Tramite i brevetti i colossi degli OGM detengono il controllo sulle sementi delle principali colture e abbisognano dell’autorità del WTO per imporle a un mondo diffidente, impresa realizzata ricorrendo all’Agreement on Agriculture (AoA) e al relativo Agreement on Trade Related Aspects of Intellectual Property Rights (TRIPS – Aspetti dei diritti di proprietà intellettuale inerenti al commercio, ndt).

Sino all’avvento dell’agribusiness la produzione alimentare e i mercati erano organizzati su base locale. Ora tale situazione è mutata, i colossi corporativi detengono il controllo e sono nelle condizioni di stabilire i prezzi manipolando l’offerta.

I regolamenti dell’AoA sono stati decisi per favorire tale situazione e, inoltre, fanno valere la massima priorità dell’agribusiness: “un mercato globale libero e integrato per i suoi prodotti”, fra cui quelli OGM che, in base a quanto stabilito dall’amministrazione Bush senior, sono “sostanzialmente equivalenti” a sementi e colture ordinarie e non necessitano di regolamentazione governativa; tale disposizione è scritta nei regolamenti del WTO nel contesto del Sanitary and Phitosanitary (SPS) Agreement (accordo sulle misure sanitarie e fitosanitarie, ndt) e recita che le leggi nazionali che mettono al bando i prodotti OGM sono “prassi commerciali sleali”, anche quando tali prodotti mettono a repentaglio la salute umana.

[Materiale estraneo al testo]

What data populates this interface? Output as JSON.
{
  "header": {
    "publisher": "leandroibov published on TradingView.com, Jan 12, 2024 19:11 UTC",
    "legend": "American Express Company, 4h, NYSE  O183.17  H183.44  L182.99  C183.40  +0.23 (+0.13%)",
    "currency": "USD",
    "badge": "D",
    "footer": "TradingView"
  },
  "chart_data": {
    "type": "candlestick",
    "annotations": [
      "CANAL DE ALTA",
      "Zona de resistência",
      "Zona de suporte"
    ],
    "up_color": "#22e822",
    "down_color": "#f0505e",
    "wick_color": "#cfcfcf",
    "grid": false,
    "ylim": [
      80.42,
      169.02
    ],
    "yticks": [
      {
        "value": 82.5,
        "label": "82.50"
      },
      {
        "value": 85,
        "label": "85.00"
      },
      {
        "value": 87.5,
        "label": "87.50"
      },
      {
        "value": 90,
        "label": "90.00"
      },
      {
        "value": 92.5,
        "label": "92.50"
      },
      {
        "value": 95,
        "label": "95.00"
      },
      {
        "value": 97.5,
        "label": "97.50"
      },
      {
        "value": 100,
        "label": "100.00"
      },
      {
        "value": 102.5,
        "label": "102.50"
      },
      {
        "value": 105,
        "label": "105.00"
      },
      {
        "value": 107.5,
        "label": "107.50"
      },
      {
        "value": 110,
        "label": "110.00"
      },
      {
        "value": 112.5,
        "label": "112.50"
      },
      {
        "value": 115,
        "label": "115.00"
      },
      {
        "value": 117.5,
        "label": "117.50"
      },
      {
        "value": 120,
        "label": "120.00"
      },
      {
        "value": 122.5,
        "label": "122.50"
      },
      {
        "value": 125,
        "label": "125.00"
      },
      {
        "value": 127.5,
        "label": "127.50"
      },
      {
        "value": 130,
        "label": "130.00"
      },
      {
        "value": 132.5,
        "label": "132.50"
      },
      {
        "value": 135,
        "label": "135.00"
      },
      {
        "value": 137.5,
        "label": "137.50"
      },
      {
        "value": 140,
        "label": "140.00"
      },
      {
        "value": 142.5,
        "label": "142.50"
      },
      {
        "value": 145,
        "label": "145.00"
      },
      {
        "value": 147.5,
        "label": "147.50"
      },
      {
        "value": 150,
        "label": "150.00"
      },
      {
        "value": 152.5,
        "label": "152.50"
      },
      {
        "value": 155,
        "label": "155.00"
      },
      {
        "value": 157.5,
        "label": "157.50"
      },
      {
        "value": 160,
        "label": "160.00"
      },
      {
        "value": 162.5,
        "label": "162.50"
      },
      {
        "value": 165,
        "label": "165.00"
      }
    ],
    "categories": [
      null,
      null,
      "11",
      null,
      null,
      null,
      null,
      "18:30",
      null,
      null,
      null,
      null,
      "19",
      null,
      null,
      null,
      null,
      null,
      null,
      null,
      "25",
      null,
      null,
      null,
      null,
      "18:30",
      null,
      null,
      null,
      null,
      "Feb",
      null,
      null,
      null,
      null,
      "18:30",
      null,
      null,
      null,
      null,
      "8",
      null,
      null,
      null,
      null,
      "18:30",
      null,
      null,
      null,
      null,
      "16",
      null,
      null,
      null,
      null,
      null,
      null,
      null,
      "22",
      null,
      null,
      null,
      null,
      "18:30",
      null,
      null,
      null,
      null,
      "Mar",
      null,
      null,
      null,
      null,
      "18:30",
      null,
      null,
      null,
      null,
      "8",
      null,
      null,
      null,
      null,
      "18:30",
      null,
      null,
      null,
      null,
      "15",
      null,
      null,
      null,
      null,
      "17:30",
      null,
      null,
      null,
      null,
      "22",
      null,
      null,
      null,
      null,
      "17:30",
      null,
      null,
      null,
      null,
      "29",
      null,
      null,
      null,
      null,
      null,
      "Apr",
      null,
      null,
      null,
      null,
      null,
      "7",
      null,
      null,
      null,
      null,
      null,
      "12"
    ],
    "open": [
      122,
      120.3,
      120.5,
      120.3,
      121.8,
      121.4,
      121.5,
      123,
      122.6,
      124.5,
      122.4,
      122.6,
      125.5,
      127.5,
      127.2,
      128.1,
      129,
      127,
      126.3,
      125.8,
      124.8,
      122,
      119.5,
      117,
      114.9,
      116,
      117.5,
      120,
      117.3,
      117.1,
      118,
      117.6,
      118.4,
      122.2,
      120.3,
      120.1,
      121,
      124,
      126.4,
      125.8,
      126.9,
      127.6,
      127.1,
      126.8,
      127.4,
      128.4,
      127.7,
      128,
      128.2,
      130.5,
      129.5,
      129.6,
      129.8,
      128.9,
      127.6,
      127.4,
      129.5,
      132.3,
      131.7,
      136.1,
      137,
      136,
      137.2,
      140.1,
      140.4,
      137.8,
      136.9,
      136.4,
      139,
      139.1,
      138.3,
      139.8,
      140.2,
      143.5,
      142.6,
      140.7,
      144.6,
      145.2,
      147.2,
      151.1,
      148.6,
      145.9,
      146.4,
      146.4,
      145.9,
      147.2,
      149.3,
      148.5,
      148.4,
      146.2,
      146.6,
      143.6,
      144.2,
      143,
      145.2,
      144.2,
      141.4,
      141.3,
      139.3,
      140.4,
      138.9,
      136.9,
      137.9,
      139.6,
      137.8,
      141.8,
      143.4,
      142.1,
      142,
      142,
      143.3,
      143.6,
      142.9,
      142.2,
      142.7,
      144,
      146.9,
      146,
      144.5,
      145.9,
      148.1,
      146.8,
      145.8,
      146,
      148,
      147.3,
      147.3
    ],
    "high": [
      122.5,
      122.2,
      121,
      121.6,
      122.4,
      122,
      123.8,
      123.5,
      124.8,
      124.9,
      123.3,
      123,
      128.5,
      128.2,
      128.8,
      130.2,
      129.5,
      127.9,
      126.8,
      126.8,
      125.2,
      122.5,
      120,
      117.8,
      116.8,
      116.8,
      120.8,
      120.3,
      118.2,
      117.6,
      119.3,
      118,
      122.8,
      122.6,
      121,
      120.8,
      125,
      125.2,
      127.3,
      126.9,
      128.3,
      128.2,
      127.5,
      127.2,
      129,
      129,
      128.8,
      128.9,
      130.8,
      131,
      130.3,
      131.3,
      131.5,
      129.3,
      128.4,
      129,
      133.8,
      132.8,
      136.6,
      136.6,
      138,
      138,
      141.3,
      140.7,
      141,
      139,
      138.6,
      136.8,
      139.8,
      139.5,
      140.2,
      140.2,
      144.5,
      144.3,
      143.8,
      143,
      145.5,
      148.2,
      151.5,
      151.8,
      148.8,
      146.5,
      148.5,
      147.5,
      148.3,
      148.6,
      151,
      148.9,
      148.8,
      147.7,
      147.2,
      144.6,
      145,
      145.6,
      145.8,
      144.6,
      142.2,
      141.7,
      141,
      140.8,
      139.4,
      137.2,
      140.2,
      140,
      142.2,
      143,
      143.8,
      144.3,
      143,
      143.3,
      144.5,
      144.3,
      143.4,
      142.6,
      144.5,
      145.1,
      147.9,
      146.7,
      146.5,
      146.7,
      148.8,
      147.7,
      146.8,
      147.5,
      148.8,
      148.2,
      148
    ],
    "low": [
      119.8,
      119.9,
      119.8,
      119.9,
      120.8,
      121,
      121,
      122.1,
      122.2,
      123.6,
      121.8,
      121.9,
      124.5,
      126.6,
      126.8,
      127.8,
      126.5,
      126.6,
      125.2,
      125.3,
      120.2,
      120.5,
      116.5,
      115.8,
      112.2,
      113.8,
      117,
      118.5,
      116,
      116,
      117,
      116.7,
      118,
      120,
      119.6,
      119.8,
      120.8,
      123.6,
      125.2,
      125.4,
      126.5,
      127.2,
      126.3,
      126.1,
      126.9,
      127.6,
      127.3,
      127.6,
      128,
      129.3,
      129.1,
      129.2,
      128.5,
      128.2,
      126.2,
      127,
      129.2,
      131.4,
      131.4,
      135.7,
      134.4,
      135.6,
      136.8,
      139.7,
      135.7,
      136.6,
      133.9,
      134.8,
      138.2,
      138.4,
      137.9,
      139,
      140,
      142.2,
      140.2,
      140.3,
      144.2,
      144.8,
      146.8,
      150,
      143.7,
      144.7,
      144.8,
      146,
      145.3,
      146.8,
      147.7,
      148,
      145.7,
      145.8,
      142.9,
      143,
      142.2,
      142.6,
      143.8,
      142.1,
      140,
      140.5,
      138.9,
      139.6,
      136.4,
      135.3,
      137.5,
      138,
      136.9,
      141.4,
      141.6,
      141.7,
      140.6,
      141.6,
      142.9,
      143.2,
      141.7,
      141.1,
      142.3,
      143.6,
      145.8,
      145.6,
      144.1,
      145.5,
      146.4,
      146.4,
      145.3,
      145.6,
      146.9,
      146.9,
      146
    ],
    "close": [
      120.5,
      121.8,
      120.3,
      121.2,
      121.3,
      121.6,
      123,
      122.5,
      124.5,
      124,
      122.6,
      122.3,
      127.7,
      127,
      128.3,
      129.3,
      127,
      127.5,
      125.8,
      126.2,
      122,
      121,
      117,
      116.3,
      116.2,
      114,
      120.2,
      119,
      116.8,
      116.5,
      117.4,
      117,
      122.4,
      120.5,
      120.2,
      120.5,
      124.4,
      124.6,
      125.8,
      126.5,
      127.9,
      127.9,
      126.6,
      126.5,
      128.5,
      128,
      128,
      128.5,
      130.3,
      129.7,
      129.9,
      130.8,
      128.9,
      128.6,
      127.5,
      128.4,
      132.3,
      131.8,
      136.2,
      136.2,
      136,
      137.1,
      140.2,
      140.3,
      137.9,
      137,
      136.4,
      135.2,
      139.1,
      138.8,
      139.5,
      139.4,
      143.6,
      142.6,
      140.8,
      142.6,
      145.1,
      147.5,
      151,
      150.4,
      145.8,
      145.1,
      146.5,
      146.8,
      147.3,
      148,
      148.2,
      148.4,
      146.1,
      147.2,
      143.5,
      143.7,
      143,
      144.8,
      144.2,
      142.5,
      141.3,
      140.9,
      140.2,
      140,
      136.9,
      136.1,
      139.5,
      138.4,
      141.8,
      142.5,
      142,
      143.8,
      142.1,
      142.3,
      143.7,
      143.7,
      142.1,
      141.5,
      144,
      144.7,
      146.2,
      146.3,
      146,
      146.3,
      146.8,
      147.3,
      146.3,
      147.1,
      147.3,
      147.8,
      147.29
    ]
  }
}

Esistono altri regolamenti del WTO, nell’ambito dell’Agreement on Technical Barriers to Trade (Accordo sulle barriere tecniche al commercio, ndt), i quali proibiscono l’etichettatura degli OGM. Di conseguenza, i consumatori non sanno cosa mangiano né sono in grado di evitare questi prodotti alimentari potenzialmente pericolosi. Per risolvere tale problema nel 1996 è stato stilato il Protocollo sulla Biosicurezza, che dovrebbe essere in vigore proprio a tale scopo. Ad ogni modo alle richieste dei paesi in via di sviluppo è stato “teso un agguato da parte del governo e della lobby dell’agribusiness, potenti e organizzati”, i quali hanno sabotato i negoziati e insistito affinché le misure inerenti alla biosicurezza fossero subordinate ai regolamenti commerciali del WTO a vantaggio dei paesi industrializzati. Come risultato i negoziati sono falliti, le problematiche relative alla sicurezza sono state ignorate e si è spianata la strada all’indiscriminata diffusione delle sementi OGM su scala mondiale.
In base ai regolamenti TRIPS del WTO, tutti gli stati membri sono tenuti a varare leggi sulla proprietà intellettuale a tutela dei brevetti che, per l’appunto, rendono il sapere una proprietà, il che a sua volta “dà libero sfogo” pressoché ovunque alla proliferazione di sementi e alimenti OGM, anche contravvenendo alle leggi nazionali in materia di sicurezza alimentare.

I colossi degli OGM hanno amici potenti nel governo; i secondi appoggiano l’agenda dei primi. Uno di costoro è George W. Bush il quale nel 2003, dopo l’invasione dell’Iraq, ha fatto della proliferazione delle sementi OGM la sua priorità; con un sostegno di tal genere, le società degli OGM hanno spinto la situazione sino al limite.
Engdahl fornisce un calzante esempio che riguarda la società biotecnologica texana RiceTec. La RiceTec ha tramato per brevettare il riso basmati, da migliaia d’anni alimento principale in tutta l’Asia. Con la collusione dell’IRRI, la società ha trafugato le sementi e le ha brevettate in base ai regolamenti stilati dalla Fondazione Rockefeller. A rendere questo possibile è stata una sentenza emessa nel 2001 dalla Corte Suprema degli Stati Uniti nel caso Ag Supply v. Pioneer Hi-Bred;

“ha tutelato il principio in base al quale si ammettono brevetti su piante e altre forme di vita”.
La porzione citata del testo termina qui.